Aktuelle Neurologie 2009; 36 - V222
DOI: 10.1055/s-0029-1238417

Integrität des Hippokampus prädiziert Verbesserungen der Benennleistung nach intensiver Sprachtherapie bei chronischer Aphasie

C Breitenstein 1, M Meinzer 1, S Mohammadi 1, H Schiffbauer 1, H Kugel 1, J Albers 1, R Menke 1, A Flöel 1, A Baumgärtner 1, K Kramer 1, S Knecht 1, M Deppe 1
  • 1Münster; Gainesville, USA

Der Hippokampus (HK) vermittelt Lernen und Gedächtnisbildung und fungiert dabei als Relaisstation, die graduelle Veränderung in der Großhirnrinde im Rahmen der Langzeitkonsolidierung steuert. Verschiedene aktuelle Studien legen eine Beteiligung des HK auch beim initialen Erwerb von lexikalischem und semantischem Wissen nahe. In späteren Stadien der Gedächtniskonsolidierung werden sekundäre assoziative kortikale Areale aktiviert. Analog konnte in jüngster Vergangenheit mittels funktioneller Magnetresonanztomografie (fMRT) gezeigt werden, dass bei chronischer Aphasie die unmittelbaren Verbesserungen nach intensiver Sprachtherapie eng mit gesteigerter Aktivierung des hippokampalen Netzwerks in Verbindung stehen. Die Langzeitstabilität der erzielten Verbesserungen war jedoch mit gesteigerter Aktivität in klassischen Spracharealen korreliert. Daher ist es vorstellbar, dass strukturelle Beeinträchtigungen des HK das Ausmaß der Verbesserung intensiver Sprachtherapie vorhersagen.

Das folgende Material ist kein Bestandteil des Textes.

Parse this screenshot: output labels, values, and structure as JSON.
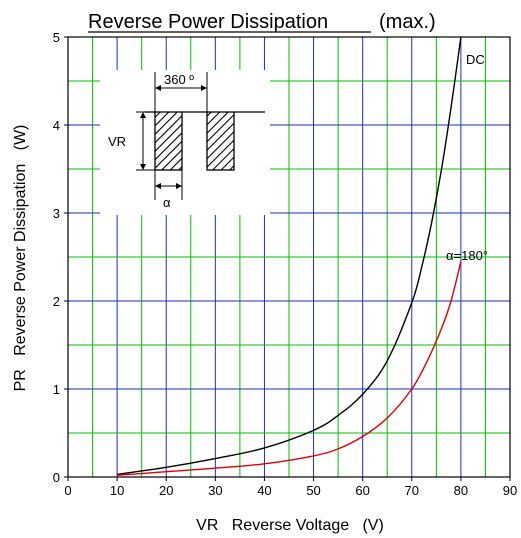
{
  "chart_data": {
    "type": "line",
    "title": "Reverse Power Dissipation",
    "title_suffix": "(max.)",
    "xlabel": "VR   Reverse Voltage   (V)",
    "ylabel": "PR   Reverse Power Dissipation   (W)",
    "xlim": [
      0,
      90
    ],
    "ylim": [
      0,
      5
    ],
    "x_ticks": [
      "0",
      "10",
      "20",
      "30",
      "40",
      "50",
      "60",
      "70",
      "80",
      "90"
    ],
    "y_ticks": [
      "0",
      "1",
      "2",
      "3",
      "4",
      "5"
    ],
    "grid": true,
    "grid_colors": {
      "major": "#1a2fbf",
      "minor": "#00c000"
    },
    "series": [
      {
        "name": "DC",
        "color": "#000000",
        "points": [
          [
            10,
            0.03
          ],
          [
            20,
            0.11
          ],
          [
            30,
            0.21
          ],
          [
            40,
            0.33
          ],
          [
            50,
            0.53
          ],
          [
            55,
            0.7
          ],
          [
            60,
            0.94
          ],
          [
            65,
            1.32
          ],
          [
            70,
            1.98
          ],
          [
            72,
            2.38
          ],
          [
            74,
            2.88
          ],
          [
            76,
            3.48
          ],
          [
            78,
            4.2
          ],
          [
            80,
            5.0
          ]
        ]
      },
      {
        "name": "α=180°",
        "color": "#e00000",
        "points": [
          [
            10,
            0.02
          ],
          [
            20,
            0.06
          ],
          [
            30,
            0.1
          ],
          [
            40,
            0.15
          ],
          [
            50,
            0.24
          ],
          [
            55,
            0.32
          ],
          [
            60,
            0.46
          ],
          [
            65,
            0.67
          ],
          [
            70,
            1.0
          ],
          [
            73,
            1.3
          ],
          [
            76,
            1.68
          ],
          [
            78,
            2.0
          ],
          [
            80,
            2.45
          ]
        ]
      }
    ],
    "inset": {
      "period_label": "360 º",
      "amplitude_label": "VR",
      "angle_label": "α"
    }
  }
}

In der vorliegenden Studie wurde untersucht ob die strukturelle Integrität des HK und umgebender Fasern Verbesserungen nach intensiver Sprachtherapie vorhersagen. Hierzu wurde anhand der strukturellen T1-gewichteten MRT Aufnahmen von 10 Patienten mit chronischer Aphasie die Integrität des HK untersucht. Daneben wurde die Integrität der den HK umgebenden Faserverbindungen mittels diffusionsgewichteter Bildgebung (DTI) untersucht. Beide Maße wurden mit unmittelbaren Verbesserungen der Benennleistung nach 3-wöchiger intensiver Sprachtherapie und mit den Ergebnissen 8 Monate nach Therapieende korreliert.

Es konnten Volumenreduktionen bei 6/10 Patienten im linken HK aufgezeigt werden (9–16%). Die Integrität der umgebenden Faserstrukturen war bei allen Patienten substantiell reduziert (21–50%), ohne dass sich zystische Defekte im HK nachweisen ließen. Beide Maße prädizierten sowohl die unmittelbaren als auch die langfristigen Therapieerfolge (Volumetrie: unmittelbarer Lernerfolg r=0,65, p=0,04; langfristige Verbesserung: r=0,80, p=0,005; DTI: unmittelbarer Lernerfolg r=0,84, p=0,001; langfristige Verbesserung: r=0,83, p=0,002).

Diese Ergebnisse weisen daraufhin, dass durch hemisphärielle Läsionen eine Diskonnektion des HK auftreten kann, die direkten Einfluss auf seine strukturelle Integrität ausübt. Des Weiteren weist der vorliegende Befund auf die Bedeutung nicht-sprachspezifischer Hirnareale für den Wiedererwerb von Sprache bei chronischer Aphasie hin.